Gustavo Gómez nos hizo homenaje en Caracol. Lo bueno de tener un compañero con programa de radio propio.

Una entrevista complicada...

Fito Páez. Me trató muy mal y lo peor es que los televidentes se unieron con él y me dijeron hasta misa.

Una divertida...

Con Pablo Pineda, el licenciado español con síndrome de Down que se representó a sí mismo en una película.

Una exclusiva...

Bill Clinton.

¿Qué significan Tola y Maruja para ‘El Radar’?

Una alegría, una gran responsabilidad y una tremenda irresponsabilidad.

Una anécdota junto a ellas.

Como tengo dificultades para reírme a carcajadas, una vez que les tocó conmigo en el set Tola dijo que pusieran risas grabadas.

¿El periodista más osado?

Antonio Morales usa un lenguaje irreverente y en muchos temas se mete sin recato.

¿El más divertido?

Gustavo Gómez sorprende siempre. Al público y a los mismos entrevistados.

¿El más cascarrabias?

No respondo por mi propia seguridad.

¿El más intenso?

No aplica. La intensidad de todos nos sirve mucho.

¿Le hace falta la competencia?

Competencia hay. Y mucha, porque la oferta de televisión en la noche es muy variada.

¿Alguna vez ha caído en el radar de la Policía de Tránsito?

Sí, pero he salido ileso.

¿Los programas de investigación periodística marcan buen ‘rating’?

Claro, basta con ver el ‘rating’ de Séptimo Día.

¿Cómo enfrentar el problema de la hora de emisión y el sueño del televidente?

Ofreciéndoles, como lo hacemos, el programa en nuestra página www.caracoltv.com.

¿Cuál fue el día de mayor audiencia del programa?

Cuando transmitimos en directo el rescate de los mineros en Chile.

¿Por qué Caracol ahora también le apuesta al rescate de las crónicas e investigaciones periodísticas de largo aliento?

Porque la fortaleza deben seguir siendo los contenidos y porque hay que tener agenda propia.

¿Un maestro en materia de televisión?

Más de uno: Germán Castro, Heriberto Fiorillo, Las Marías, Paulo Laserna.

¿Un colega ejemplar en el set?

Jorge Alfredo Vargas.

¿Y en el periodismo en general?

Ovidio Rincón (q.e.p.d.), Héctor Ocampo, Darío Arizmendi.

¿Por qué siempre un hombre al frente de ‘El Radar’?
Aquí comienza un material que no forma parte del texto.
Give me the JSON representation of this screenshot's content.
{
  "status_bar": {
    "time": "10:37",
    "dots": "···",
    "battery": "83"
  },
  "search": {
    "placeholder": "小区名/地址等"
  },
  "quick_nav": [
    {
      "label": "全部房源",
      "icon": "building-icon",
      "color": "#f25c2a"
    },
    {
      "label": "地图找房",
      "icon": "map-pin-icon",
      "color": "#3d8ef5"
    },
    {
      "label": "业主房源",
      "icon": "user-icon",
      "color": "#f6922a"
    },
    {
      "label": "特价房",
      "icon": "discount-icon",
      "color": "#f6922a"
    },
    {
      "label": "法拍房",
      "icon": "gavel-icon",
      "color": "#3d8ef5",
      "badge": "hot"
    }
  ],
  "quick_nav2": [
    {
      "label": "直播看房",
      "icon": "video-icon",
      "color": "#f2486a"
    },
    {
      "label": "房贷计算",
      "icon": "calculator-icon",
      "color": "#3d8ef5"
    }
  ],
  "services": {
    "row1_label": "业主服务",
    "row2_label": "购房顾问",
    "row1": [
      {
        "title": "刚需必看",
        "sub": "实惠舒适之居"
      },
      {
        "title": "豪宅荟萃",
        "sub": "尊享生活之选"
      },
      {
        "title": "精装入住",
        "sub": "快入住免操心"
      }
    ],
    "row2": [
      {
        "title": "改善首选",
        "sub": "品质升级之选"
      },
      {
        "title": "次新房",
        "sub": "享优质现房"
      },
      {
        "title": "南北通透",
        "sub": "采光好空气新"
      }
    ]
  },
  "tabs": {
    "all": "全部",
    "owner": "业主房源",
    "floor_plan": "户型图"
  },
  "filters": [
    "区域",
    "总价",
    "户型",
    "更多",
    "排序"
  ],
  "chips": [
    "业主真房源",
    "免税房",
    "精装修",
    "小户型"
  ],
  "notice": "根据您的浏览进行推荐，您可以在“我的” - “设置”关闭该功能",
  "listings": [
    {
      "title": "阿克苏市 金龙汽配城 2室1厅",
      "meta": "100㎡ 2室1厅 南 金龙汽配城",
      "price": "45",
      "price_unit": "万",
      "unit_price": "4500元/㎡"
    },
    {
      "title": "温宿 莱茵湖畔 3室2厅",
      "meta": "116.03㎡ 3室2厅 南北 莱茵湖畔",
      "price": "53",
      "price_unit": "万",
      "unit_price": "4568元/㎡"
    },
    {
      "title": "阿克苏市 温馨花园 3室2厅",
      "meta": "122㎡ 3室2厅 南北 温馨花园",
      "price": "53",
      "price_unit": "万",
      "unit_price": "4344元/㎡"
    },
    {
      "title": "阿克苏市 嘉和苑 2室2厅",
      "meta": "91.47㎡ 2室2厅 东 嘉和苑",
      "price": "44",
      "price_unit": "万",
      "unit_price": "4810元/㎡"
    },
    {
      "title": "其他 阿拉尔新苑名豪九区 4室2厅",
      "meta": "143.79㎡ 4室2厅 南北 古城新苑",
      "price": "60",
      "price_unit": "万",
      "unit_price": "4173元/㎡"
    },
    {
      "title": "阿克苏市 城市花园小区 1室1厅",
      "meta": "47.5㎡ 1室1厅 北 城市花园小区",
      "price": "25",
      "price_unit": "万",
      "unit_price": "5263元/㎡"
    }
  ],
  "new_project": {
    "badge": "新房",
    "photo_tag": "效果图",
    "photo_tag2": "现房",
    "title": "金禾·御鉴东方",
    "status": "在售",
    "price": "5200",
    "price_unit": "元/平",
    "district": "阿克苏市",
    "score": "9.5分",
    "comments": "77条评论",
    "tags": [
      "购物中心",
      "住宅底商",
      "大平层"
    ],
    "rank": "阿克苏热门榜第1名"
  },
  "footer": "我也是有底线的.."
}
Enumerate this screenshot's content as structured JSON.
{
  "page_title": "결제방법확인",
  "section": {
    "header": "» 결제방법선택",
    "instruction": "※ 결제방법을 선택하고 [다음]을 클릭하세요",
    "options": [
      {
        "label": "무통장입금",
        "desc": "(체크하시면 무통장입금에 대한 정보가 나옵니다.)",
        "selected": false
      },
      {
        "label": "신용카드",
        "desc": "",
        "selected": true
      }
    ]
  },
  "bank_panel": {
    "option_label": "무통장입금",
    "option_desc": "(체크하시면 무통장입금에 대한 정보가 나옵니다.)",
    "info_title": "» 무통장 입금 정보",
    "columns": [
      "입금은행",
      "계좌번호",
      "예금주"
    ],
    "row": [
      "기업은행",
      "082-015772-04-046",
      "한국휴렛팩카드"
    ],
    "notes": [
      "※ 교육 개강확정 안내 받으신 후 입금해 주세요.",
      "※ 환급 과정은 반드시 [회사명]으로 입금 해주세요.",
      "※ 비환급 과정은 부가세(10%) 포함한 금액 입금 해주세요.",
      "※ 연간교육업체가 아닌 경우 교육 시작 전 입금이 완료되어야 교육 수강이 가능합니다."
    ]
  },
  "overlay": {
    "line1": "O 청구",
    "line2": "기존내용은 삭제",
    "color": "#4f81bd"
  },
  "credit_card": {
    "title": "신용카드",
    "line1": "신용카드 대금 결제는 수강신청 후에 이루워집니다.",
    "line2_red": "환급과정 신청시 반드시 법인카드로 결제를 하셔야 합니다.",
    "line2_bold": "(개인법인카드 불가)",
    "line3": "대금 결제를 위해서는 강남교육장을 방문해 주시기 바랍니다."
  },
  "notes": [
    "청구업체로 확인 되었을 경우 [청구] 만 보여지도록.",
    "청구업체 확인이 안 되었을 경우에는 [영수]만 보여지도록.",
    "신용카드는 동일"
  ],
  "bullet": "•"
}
Bueno, a alguna hora nos tenía que tocar a los hombres.

¿La presentadora ideal?

Que lea bien, que estudie, que acepte correcciones, que mantenga los pies en la tierra y que uno goce viéndola.

¿Un personaje reacio a hablar en ‘El Radar’?

No lo ha habido.

¿Qué tanto influirían las entrevistas de María Emma a los presidentes latinoamericanos en su elección como secretaria de Unasur?

Espero que mucho, así ganaríamos fama de programa influyente.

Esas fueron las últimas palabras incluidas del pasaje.